Our Food Forest Programme PROVIDES;

  1. Five lesson plans, downloadable from ELP’s website for teachers to teach their students about the link between Climate Change and Food. These resources are curriculum linked and the teacher can be assured that the children will be developing the skills as outlined for each age group but with the added advantage of the climate change lens. 
  2. Allows children to engage positively with climate change, lowering levels of childhood climate anxiety – these have been growing steadily as media coverage around climate change has increased exponentially in 2021.  All lessons are positively framed with proactive solution based answers to each of the topics. 

 The Climate Education Program has been rolled out in over 30 schools in Mayo and Sligo.

CONTENT

All lessons are centred around a 2m x 2m Food Forest, planted in the school garden and referred to constantly throughout the classes. 

 A Food Forest is a mini ecosystem, providing students with a roadmap for developing interconnected ecosystems. This mimics the type of world we want our children to live in, where everything is connected and the connections between everything are understood and respected.

Current CEP Modules are:

Modules 1-3 address Food Growing:

  1. SOIL - First steps in soil management is planting the apple tree/ observing worm populations- showing them a wormery/ checking texture of soil/ adding nutrients such as manure and seaweed and the conversations that go with that. Understanding how Food Wasre can be returned to the soil as organic matter which helps fertilise the soil
  2. BIODIVERSITY - students get the opportunity to observe biodiversity levels throughout the year by returning to the Food Forest
  3. WATER - students observe how to keep soil covered so plants grow better and don’t require constant watering, and the overall importance of clean water in the ecosystem

Module 4 address Food Consumption

  1. FOOD MILES - using the Food Miles calculator and packaging from local supermarkets and asking questions such as “Why are we buying apples from Argentina when we can be wing them at school?” Teaching children to request more locally sourced organic foods from their family food shop

Module 5 addresses Food Growing, Waste and Diposal

  1. FOOD FOREST - All lessons revolve around the food forest, which will allow children to observe changes over the course of the year and apply learnings 

Supports offered:

  • Teaching Resources – once a school has decided to participate in ELP’s Climate Education Program and chosen which class they would like to engage (3rd to 6th classes are ideal), the school is then asked to sign a confidentiality form whereupon ELP’s Teaching Resources are made available from the ELP website
  • Contact is made with the ELP Schools Coordinator in the area to agree a suitable food forest planting date – usually one date in autumn and another in spring
  • Site Preparation & Planting - a parent or teacher or designated person from each school is asked to help manage the food forest planting.
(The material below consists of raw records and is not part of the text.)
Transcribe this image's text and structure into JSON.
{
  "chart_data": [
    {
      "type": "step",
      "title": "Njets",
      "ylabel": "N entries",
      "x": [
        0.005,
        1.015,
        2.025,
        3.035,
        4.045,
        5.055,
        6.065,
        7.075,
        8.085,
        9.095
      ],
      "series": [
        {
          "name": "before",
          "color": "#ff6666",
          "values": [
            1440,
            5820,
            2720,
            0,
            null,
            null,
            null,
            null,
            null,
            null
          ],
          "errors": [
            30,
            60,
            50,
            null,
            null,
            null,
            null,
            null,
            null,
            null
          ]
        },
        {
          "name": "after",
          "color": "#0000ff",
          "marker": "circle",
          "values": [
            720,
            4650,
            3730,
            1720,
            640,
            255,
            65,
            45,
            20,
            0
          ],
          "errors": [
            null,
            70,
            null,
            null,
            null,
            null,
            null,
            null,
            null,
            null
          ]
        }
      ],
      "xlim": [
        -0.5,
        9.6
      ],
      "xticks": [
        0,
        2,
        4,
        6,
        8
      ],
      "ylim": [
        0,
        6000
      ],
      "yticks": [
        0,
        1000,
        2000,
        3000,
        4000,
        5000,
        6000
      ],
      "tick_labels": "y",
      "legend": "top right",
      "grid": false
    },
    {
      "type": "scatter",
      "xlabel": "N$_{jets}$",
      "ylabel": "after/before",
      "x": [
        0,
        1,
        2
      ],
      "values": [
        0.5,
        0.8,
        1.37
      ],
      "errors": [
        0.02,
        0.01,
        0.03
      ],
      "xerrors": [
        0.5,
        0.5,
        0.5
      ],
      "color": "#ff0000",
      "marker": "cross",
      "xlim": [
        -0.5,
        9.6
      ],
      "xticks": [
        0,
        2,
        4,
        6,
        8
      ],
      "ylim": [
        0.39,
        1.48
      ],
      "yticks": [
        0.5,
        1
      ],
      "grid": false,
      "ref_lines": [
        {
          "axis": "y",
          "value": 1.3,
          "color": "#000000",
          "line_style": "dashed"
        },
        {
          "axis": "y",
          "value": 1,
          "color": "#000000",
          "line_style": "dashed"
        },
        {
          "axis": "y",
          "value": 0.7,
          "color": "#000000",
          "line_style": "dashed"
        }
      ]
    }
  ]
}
The designated person is added to a Whatspp group with other schools in the area where common questions are answered by ELP’s Schools coordinator.
  • All planting materials are supplied by ELP. A planting map is made available for teachers.
  • We ask that participating classes engage in a “Pay It Forward” act whereby students fundraise a small amount of cash (approximately €20) to buy a tree for a newly participating school

CEP Impacts:

  • Teaching children how to engage positively with climate change, thereby helping alleviate climate anxiety, but also teaching systems thinking to kids.
  • ELP uses a Food Forest to educate children about the interconnectedness of our food systems and how, when we lose this connectedness, we affect climate change.
  • More and more, systems thinking is becoming a sought-after skill in the workplace.

Recognised by educators, scientists and entrepreneurs as one of the most valuable skills for the 21st century.